Artificially Sweetened Beverages Lead to Diabetes
Several recent studies have begun to show that the common sense replacement of sugar sweetened beverages with artificially sweetened beverages actually makes little sense at all. It’s not that they’ve discovered that sugar sweetened drinks are good for you: they’re not. But artificially sweetened ones are little, if any, better. Recent studies have linked artificially sweetened drinks to glucose intolerance, osteoporosis, cardiovascular disease, kidney disease and even weight loss.
And now, a new study makes the research for artificially sweetened drinks even more bitter to swallow. . . .
This massive meta-analysis of seventeen studies included 38,253 people. It found that drinking just one serving a day of a sugar sweetened drink is associated with an 18% increase in the risk of type 2 diabetes. Drinking just one artificially sweetened beverage a day is linked with a whopping 25% increase in the risk of type 2 diabetes.
Some past studies have suffered from the weakness that they leave open the question of whether people who drink artificially sweetened drinks are at higher risk of conditions like diabetes because drinkers of artificially sweetened diet drinks are more likely to be overweight–hence the diet drink–and it is really the weight problem that is increasing the risk of disease.
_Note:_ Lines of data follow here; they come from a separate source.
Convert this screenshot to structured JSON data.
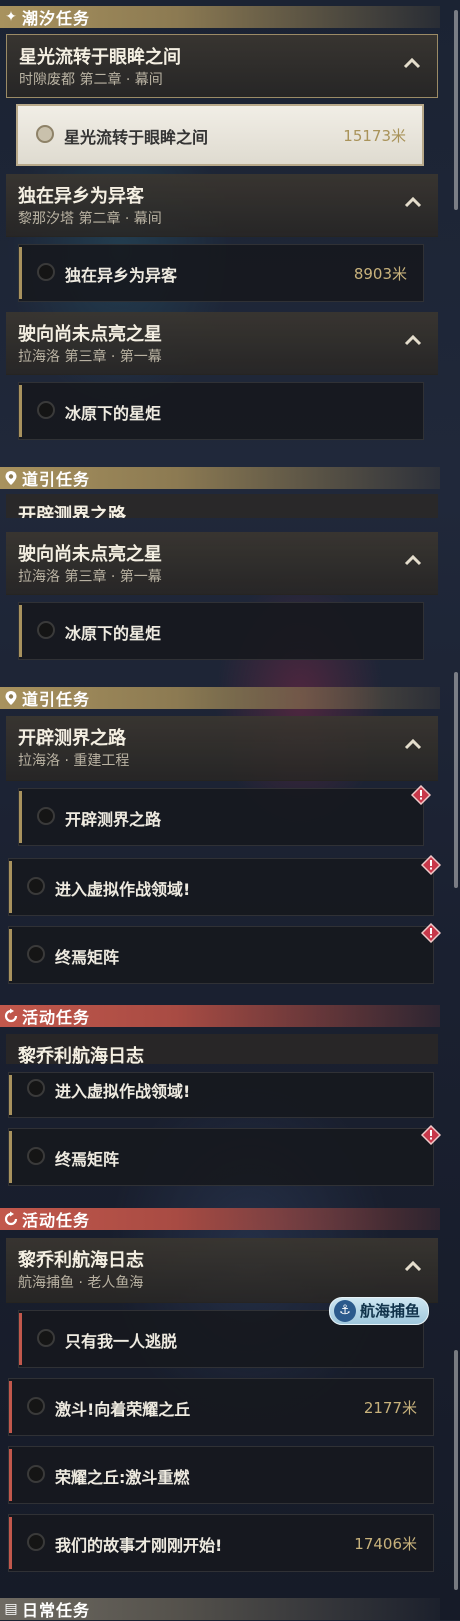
{
  "sections": {
    "s1": "潮汐任务",
    "s2": "道引任务",
    "s3": "道引任务",
    "s4": "活动任务",
    "s5": "活动任务",
    "s6": "日常任务"
  },
  "groups": {
    "g1": {
      "title": "星光流转于眼眸之间",
      "sub": "时隙废都 第二章 · 幕间"
    },
    "g2": {
      "title": "独在异乡为异客",
      "sub": "黎那汐塔 第二章 · 幕间"
    },
    "g3": {
      "title": "驶向尚未点亮之星",
      "sub": "拉海洛 第三章 · 第一幕"
    },
    "g4": {
      "title": "驶向尚未点亮之星",
      "sub": "拉海洛 第三章 · 第一幕"
    },
    "g5": {
      "title": "开辟测界之路",
      "sub": "拉海洛 · 重建工程"
    },
    "g6": {
      "title": "黎乔利航海日志",
      "sub": "航海捕鱼 · 老人鱼海"
    },
    "cut1": "开辟测界之路",
    "cut2": "黎乔利航海日志"
  },
  "rows": {
    "r1": {
      "label": "星光流转于眼眸之间",
      "dist": "15173米"
    },
    "r2": {
      "label": "独在异乡为异客",
      "dist": "8903米"
    },
    "r3": {
      "label": "冰原下的星炬"
    },
    "r4": {
      "label": "冰原下的星炬"
    },
    "r5": {
      "label": "开辟测界之路"
    },
    "r6": {
      "label": "进入虚拟作战领域!"
    },
    "r7": {
      "label": "终焉矩阵"
    },
    "r8": {
      "label": "进入虚拟作战领域!"
    },
    "r9": {
      "label": "终焉矩阵"
    },
    "r10": {
      "label": "只有我一人逃脱"
    },
    "r11": {
      "label": "激斗!向着荣耀之丘",
      "dist": "2177米"
    },
    "r12": {
      "label": "荣耀之丘:激斗重燃"
    },
    "r13": {
      "label": "我们的故事才刚刚开始!",
      "dist": "17406米"
    }
  },
  "badge": "航海捕鱼",
  "colors": {
    "gold": "#a8925e",
    "red": "#c2584c",
    "distance": "#c8b27c"
  },
  "icons": {
    "tide": "sparkle-icon",
    "guide": "location-pin-icon",
    "event": "refresh-icon",
    "chevron": "chevron-up-icon",
    "warning": "warning-diamond-icon"
  }
}
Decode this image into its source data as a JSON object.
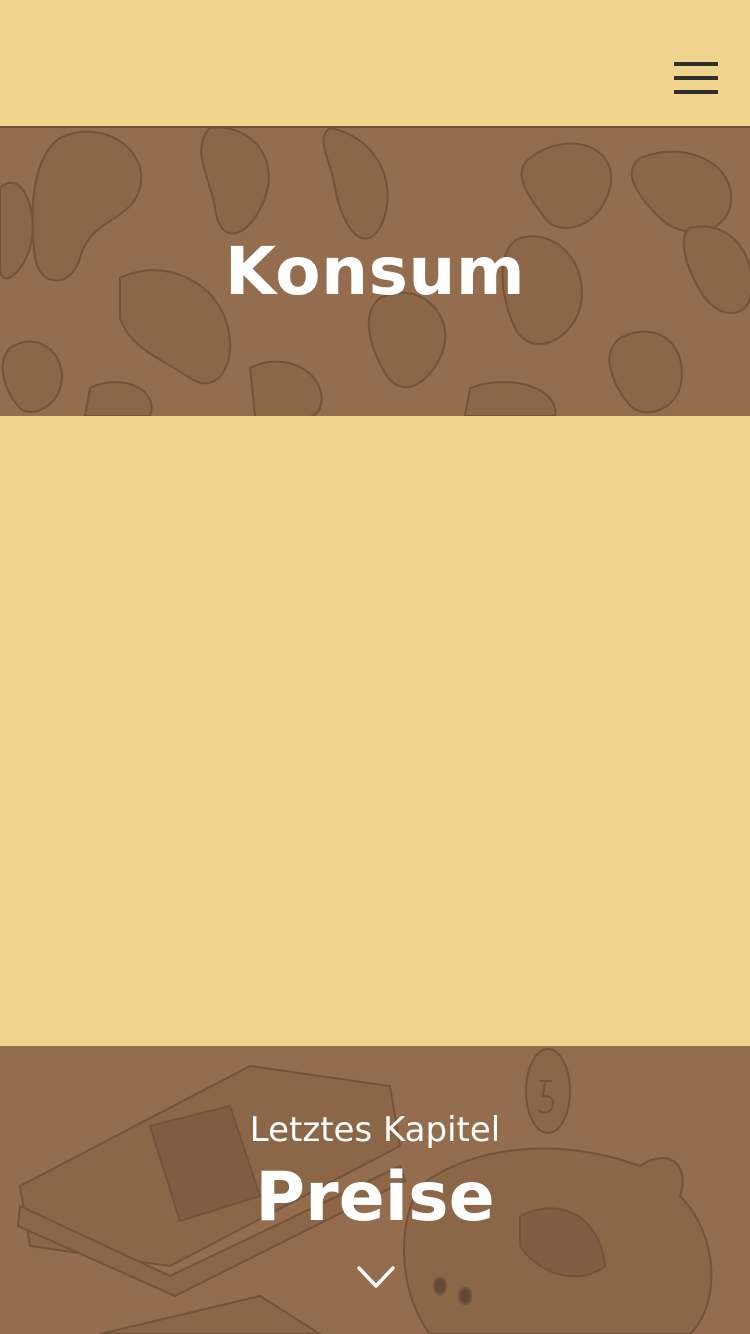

The current meta-analysis controlled for that question. When the researchers took weight into account, the risk of type 2 diabetes increased by 13% in the sugar sweetened drink population. And–here’s the important part–drinking one artificially sweetened drink a day still increased the risk of type 2 diabetes by 8% in the artificially sweetened population. That suggests that, independent of weight, artificially sweetened drinks actually significantly increase the risk of diabetes.